Thursday, December 5, 2002
A Japanese man who suspects his wife has been abused by Chinese authorities for being a Falun Gong member asked the media on Wednesday for support in his bid to have her returned to Japan.
Atsushi Kaneko, a company worker from Niigata Prefecture, told the Foreign Correspondents' Club that the Chinese Embassy in Tokyo has turned down his request to visit his wife, Yoko, who has been hospitalized for more than two months in Beijing.
Yoko, a Chinese-born naturalized Japanese, was arrested by security officials after distributing Falun Gong meditation fliers in Beijing in May. She was later assigned to 18 months of "re-education through labor" at a detention facility in the capital.

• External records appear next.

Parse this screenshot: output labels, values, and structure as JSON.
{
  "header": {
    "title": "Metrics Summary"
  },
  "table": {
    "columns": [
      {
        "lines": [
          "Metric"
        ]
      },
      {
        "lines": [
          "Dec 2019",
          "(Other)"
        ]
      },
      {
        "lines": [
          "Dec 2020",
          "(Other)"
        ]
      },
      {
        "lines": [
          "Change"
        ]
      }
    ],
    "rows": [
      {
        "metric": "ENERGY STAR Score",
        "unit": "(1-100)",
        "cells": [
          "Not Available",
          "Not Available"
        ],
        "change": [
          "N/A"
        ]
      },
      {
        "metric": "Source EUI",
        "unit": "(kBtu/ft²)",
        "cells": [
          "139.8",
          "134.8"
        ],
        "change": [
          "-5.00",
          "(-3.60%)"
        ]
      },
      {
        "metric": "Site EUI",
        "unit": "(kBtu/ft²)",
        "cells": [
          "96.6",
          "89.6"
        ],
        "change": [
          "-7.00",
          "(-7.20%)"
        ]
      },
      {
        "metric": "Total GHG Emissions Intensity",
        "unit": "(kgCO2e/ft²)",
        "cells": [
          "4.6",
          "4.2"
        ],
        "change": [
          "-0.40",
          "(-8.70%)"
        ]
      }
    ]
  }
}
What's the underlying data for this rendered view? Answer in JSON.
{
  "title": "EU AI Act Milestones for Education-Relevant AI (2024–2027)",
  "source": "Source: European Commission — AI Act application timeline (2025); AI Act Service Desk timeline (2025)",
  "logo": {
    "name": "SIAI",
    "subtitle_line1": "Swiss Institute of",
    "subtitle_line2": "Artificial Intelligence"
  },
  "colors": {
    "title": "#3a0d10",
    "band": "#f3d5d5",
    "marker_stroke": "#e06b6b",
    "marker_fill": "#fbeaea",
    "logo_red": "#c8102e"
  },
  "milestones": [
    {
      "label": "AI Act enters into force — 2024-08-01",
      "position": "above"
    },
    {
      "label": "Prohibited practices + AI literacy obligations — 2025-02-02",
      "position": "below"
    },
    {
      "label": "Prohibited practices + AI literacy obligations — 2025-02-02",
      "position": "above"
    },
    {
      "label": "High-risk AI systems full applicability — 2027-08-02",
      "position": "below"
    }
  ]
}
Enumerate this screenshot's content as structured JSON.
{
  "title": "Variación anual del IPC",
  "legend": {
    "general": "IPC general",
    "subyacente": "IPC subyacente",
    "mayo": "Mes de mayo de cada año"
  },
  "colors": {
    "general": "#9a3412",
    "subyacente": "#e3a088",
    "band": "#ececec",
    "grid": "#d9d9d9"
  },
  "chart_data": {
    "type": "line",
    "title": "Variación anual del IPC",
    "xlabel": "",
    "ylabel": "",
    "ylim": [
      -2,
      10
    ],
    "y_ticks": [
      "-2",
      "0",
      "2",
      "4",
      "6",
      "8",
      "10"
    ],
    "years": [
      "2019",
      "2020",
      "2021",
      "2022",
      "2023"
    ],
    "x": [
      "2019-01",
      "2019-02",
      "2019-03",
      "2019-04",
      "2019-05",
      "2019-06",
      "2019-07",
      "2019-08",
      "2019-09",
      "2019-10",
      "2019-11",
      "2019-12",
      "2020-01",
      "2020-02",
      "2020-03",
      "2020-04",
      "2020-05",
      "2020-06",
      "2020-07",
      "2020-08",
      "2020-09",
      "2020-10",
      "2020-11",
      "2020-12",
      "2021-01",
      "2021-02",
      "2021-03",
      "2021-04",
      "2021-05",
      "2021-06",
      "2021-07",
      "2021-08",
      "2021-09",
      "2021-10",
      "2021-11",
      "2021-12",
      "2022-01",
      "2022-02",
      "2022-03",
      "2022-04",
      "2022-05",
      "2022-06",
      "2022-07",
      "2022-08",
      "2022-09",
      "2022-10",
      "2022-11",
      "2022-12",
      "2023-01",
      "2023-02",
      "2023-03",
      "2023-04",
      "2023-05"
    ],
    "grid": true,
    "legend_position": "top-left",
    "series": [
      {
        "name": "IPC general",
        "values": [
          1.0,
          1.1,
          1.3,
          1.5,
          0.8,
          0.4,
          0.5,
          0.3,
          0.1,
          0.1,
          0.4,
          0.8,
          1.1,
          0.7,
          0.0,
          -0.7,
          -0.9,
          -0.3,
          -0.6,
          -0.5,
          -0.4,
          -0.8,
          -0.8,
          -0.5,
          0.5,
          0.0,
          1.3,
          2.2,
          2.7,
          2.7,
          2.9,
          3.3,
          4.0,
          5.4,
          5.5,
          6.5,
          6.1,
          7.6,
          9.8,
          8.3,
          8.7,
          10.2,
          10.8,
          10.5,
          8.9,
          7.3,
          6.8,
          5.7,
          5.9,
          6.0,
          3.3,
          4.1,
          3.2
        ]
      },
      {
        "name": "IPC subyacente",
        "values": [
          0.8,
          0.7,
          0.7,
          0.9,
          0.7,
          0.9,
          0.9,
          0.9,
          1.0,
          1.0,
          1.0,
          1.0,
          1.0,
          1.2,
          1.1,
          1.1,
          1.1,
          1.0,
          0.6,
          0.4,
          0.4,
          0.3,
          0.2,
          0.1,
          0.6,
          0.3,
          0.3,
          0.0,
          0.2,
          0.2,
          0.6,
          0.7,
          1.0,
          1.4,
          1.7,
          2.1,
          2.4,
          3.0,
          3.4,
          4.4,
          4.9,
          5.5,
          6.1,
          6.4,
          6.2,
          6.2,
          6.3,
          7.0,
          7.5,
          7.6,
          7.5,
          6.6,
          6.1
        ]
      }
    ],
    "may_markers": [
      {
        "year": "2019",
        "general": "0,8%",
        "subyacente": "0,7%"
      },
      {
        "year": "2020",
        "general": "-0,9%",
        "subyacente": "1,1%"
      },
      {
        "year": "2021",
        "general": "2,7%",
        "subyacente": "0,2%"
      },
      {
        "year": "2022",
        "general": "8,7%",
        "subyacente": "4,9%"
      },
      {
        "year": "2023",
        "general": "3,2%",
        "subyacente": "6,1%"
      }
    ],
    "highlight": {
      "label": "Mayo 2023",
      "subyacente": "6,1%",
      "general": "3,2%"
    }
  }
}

When Atsushi last met her at the facility in August, she had lost weight and had bruises on her wrists, he said, adding they were only allowed to speak via an interpreter, even though his wife speaks Japanese.
After repeated inquiries through Japan's Foreign Ministry, the Chinese authorities admitted in October that his wife had been hospitalized. But the Chinese Embassy has since refused to issue a visa for him to travel there to see her, he said.
Human rights watchdog Amnesty International is also urging Beijing to release Yoko because she is "prisoner of conscience."
At the news conference, Jane Dai, an Australian whose Falun Gong-practicing husband died in a Chinese labor camp last year, also spoke about the alleged persecution of followers of the spiritual exercise, which is banned in China.